Внезапно вспомнил, как отец волевым решением принял ширину железнодорожной колеи отличную от европейской, чтоб, довелись война, вражеские корпуса топали по просторам России матушки на своих двоих, как великая армия Наполеона. Рассказал атаману.

— Такую махину в наших краях нескоро заведём, — убеждённо отвечал казак, — сколько ж чугуна на эти самые дороги потребуется. Мужики, такая сволочь, всё же поразграбят — стражников не напасёшься.

А вот тут да, проблемка. Александр писал как об анекдотах, про «растаскивание» с «чугунки» шпал и гаек — всё ж «общее», значит можно. Пришлось указать брату на серьёзность проблемы — крушение поезда есть акт террористический и всякий хоть гайку скрутивший должен быть осуждён и отправлен на каторгу. Разумеется, к нам, на Амур. Цесаревич проникся (с его-то богатым воображением представить крушение царского поезда — раз плюнуть) и составил доклад государю, а тот разразился страшным указом, приравнивавшим расхищение имущества железных дорог к злоумышлению на царскую фамилию…

— Да, нескоро. А только представь, атаман — сел в поезд и за две недели до Петербурга домчал.

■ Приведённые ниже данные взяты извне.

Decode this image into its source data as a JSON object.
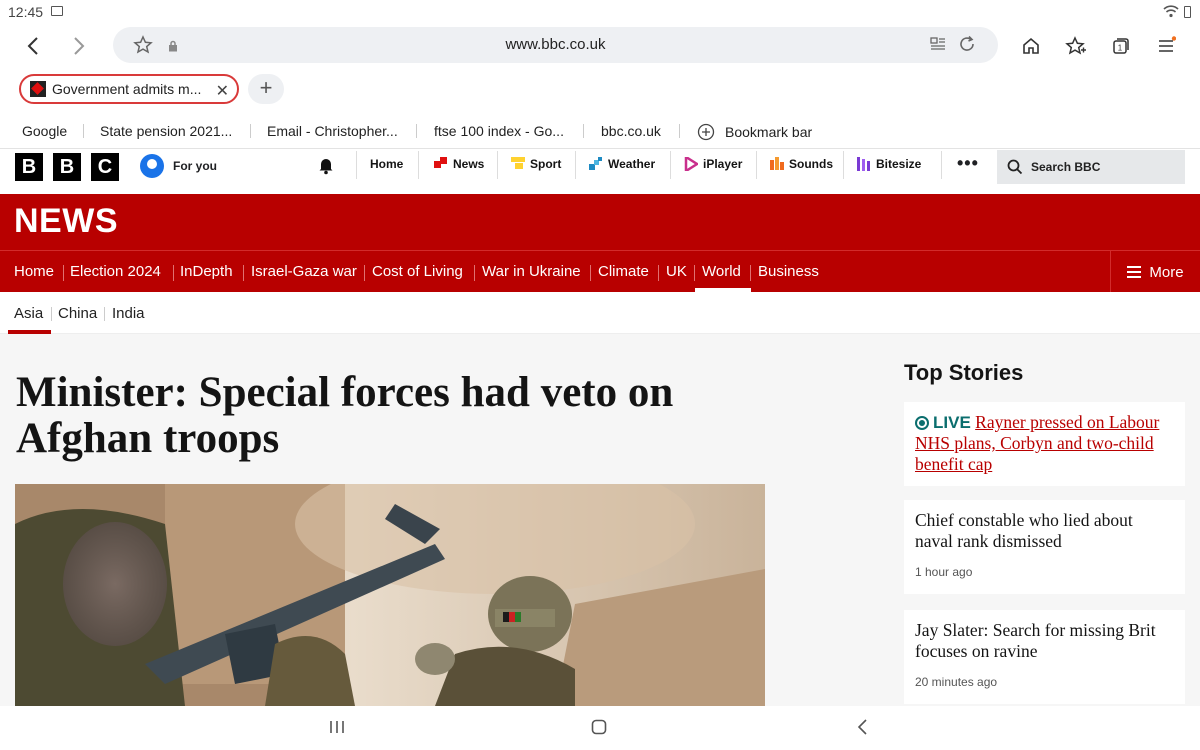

Станичников очень интересовали переговоры с китайским правительством по разграничению территории. Захват лугов и пастбищ на правом берегу Амура шёл на всём протяжении реки. Я обещал тридцать-пятьдесят вёрст правобережья «забрать под Россию», но сложно, сложно будет такое провернуть. Уходить с Амура маньчжурская династия не хотела категорически. Могут и войну развязать, опираясь исключительно на личные дружины маньчжурских князей. А с нашим малолюдьем не особо то и повоюешь. Нет, на море мы китайцев даже «Авророй» и «Дианой» расколотим в пух и прах, но по дальневосточной тайге гонять вражеские отряды, удовольствие то ещё…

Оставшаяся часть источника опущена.